La séance que lui avait imposée Juliette lui revenait en mémoire par flashes. Elle revivait surtout le moment où
elle avait dû retrousser sa jupe. Dès cet instant, elle avait commencé à éprouver du plaisir. Un plaisir que la
punition face au coin, la culotte baissée, les poses obscènes, et jusqu'à la tentative de viol de Juliette n'avaient
fait qu'accroître. Bien sûr, elle avait eu peur. Bien sûr, elle avait eu honte. Bien sûr, elle avait pleuré. Et pourtant,
le désir l'avait toujours emporté. Elle avait passé plus d'une heure à trouver une tenue sans arriver à se décider.
Toutes celles qu'elle portait d'habitude lui semblaient si classiques. Juliette aimait la provocation jusqu'à oser ce
qu'il y avait de plus sexy ou d'aguicheur. Elle possédait l'art de la composition et savait assortir avec goût les
éléments les plus disparates. Elle osait, au moins elle osait. Elle arriva finalement sans retard à leur rendez-vous.
Elle avait décidé de faire quelques courses en centre ville. Charlotte dévala quatre à quatre les escaliers du glacier.
Raide au volant de sa voiture allemande, Juliette ne lui jeta même pas un regard. Elles roulèrent sans se parler.
Elle conduisait sa voiture à travers la circulation avec son autorité naturelle. À coté d'elle, Charlotte ne savait pas
comment se tenir et gardait le visage tourné vers la vitre. Où allaient-elles ? Juliette n'avait même pas répondu à la
question. Elle flottait entre inquiétude et excitation, ivresse et émoi. À l'extérieur ne défilaient que des silhouettes
floues, échappées d'un mirage. Cette fois, elle savait que l'univers parallèle qu'elle s'était tant de fois décrit en secret
était tout proche, enfin accessible. La réalité peu à peu s'effaçait.
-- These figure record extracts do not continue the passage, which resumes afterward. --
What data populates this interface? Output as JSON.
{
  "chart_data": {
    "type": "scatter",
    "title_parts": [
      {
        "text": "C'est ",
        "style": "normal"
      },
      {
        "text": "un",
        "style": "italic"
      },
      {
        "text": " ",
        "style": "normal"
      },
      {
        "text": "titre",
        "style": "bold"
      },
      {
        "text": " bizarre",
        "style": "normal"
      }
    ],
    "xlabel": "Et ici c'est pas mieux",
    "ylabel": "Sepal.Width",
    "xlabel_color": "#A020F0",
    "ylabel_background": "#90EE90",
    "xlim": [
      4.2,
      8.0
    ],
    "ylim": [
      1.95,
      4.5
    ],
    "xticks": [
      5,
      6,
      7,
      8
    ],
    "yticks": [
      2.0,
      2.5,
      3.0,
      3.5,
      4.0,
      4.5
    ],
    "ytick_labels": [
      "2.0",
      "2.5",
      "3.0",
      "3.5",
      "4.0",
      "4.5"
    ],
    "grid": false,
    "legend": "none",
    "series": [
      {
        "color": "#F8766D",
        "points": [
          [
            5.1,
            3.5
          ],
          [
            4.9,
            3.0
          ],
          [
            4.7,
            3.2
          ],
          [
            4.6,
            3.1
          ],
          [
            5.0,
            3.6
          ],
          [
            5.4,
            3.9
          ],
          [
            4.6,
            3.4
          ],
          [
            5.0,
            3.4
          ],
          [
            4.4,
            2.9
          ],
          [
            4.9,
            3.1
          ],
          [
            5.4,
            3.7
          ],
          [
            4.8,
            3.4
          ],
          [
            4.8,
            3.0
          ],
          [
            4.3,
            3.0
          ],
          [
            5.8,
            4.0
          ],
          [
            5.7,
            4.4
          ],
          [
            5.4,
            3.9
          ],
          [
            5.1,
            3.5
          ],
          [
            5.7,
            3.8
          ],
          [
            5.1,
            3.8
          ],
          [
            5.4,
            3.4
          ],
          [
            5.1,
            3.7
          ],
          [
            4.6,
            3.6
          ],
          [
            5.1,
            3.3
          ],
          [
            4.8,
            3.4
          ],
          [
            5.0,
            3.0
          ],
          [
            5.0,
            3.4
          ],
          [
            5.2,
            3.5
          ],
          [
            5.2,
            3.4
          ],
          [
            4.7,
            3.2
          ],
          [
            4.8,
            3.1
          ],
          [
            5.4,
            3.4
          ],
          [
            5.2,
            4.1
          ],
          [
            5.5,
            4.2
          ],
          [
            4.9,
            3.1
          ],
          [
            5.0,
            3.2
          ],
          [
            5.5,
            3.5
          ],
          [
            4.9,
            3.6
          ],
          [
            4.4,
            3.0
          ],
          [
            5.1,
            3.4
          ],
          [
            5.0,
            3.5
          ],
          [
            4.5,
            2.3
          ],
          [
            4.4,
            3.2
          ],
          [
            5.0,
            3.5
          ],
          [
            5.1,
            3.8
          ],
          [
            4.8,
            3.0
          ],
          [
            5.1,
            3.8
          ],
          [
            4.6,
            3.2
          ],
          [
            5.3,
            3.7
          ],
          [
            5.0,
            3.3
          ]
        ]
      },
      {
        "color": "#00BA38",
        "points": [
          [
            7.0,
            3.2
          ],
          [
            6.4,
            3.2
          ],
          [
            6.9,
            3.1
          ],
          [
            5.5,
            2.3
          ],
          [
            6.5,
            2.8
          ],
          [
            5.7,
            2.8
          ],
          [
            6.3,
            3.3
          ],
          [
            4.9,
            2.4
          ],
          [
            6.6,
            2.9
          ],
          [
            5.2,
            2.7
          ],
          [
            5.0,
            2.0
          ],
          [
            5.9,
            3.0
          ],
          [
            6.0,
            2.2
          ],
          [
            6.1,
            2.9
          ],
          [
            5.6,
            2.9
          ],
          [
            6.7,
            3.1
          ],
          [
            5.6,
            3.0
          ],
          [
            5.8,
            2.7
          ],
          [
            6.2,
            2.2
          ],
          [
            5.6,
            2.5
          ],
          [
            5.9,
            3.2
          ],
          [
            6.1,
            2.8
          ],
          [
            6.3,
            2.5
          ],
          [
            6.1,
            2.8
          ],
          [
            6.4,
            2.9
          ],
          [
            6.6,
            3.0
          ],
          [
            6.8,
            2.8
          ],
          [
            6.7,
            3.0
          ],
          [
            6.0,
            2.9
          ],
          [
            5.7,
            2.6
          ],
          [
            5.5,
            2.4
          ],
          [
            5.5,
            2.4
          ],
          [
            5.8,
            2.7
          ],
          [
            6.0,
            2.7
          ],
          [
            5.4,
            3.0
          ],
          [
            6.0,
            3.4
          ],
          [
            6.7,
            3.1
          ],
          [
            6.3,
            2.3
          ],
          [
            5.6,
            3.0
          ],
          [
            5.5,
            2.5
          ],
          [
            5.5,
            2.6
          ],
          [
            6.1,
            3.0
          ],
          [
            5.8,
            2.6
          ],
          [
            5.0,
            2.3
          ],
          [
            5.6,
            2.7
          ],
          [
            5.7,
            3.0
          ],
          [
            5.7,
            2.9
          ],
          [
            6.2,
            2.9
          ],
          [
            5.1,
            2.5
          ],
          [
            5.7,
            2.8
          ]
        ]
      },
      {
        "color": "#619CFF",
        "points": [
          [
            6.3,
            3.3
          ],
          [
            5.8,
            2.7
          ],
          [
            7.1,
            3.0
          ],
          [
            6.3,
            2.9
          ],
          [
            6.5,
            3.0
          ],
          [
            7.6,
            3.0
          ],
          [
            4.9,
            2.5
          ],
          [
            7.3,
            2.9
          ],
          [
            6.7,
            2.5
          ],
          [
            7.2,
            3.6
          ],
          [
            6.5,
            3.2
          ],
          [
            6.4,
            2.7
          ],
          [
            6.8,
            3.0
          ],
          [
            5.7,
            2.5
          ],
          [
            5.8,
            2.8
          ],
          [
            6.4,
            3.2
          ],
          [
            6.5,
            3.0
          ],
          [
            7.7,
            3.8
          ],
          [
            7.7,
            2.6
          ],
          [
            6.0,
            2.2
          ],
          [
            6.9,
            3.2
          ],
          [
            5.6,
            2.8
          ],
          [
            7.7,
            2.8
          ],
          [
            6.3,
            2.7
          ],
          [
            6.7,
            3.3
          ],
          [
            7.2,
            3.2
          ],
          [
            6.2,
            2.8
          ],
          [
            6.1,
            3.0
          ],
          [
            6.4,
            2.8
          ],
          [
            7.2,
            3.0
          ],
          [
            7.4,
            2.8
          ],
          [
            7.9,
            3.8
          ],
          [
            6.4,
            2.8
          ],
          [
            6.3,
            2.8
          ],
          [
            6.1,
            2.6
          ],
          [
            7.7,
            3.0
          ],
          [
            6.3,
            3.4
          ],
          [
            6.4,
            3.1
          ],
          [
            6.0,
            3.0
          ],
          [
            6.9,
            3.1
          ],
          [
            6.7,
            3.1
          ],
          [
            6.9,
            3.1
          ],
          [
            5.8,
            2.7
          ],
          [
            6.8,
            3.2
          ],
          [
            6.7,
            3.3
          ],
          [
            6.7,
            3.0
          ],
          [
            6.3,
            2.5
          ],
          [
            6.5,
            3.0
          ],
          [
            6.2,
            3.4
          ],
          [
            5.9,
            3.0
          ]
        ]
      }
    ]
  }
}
À tout moment, elle s'attendait à ce que la main de
Juliette se pose sur sa cuisse. Une main douce glissant sa caresse sur le satin de sa peau. Ou une main dure au
contraire, agrippée à son corps. N'importe quel contact lui aurait plu, mais rien ne passait. Indifférente à la tension
de Charlotte, aux imperceptibles mouvements que faisaient celle-ci pour l'inviter à violer son territoire, à ces cuisses
bronzées que découvraient hardiment une minijupe soigneusement choisie, Juliette ne semblait absorbée que par
les embarras du trafic. Enfin, elle gara sa voiture devant la plus célèbre bijouterie de la ville et fit signe à Charlotte
de descendre. Toujours sans dire un mot, elle la prit par le bras et lui ouvrit la porte du magasin. Comme si on
l'attendait, une vendeuse s'avança vers elle, un plateau de velours noir à la main et leur adressa un sourire un peu
forcé. Sur le plateau étaient alignés deux anneaux d'or qui étincelaient dans la lumière diffuse de la boutique.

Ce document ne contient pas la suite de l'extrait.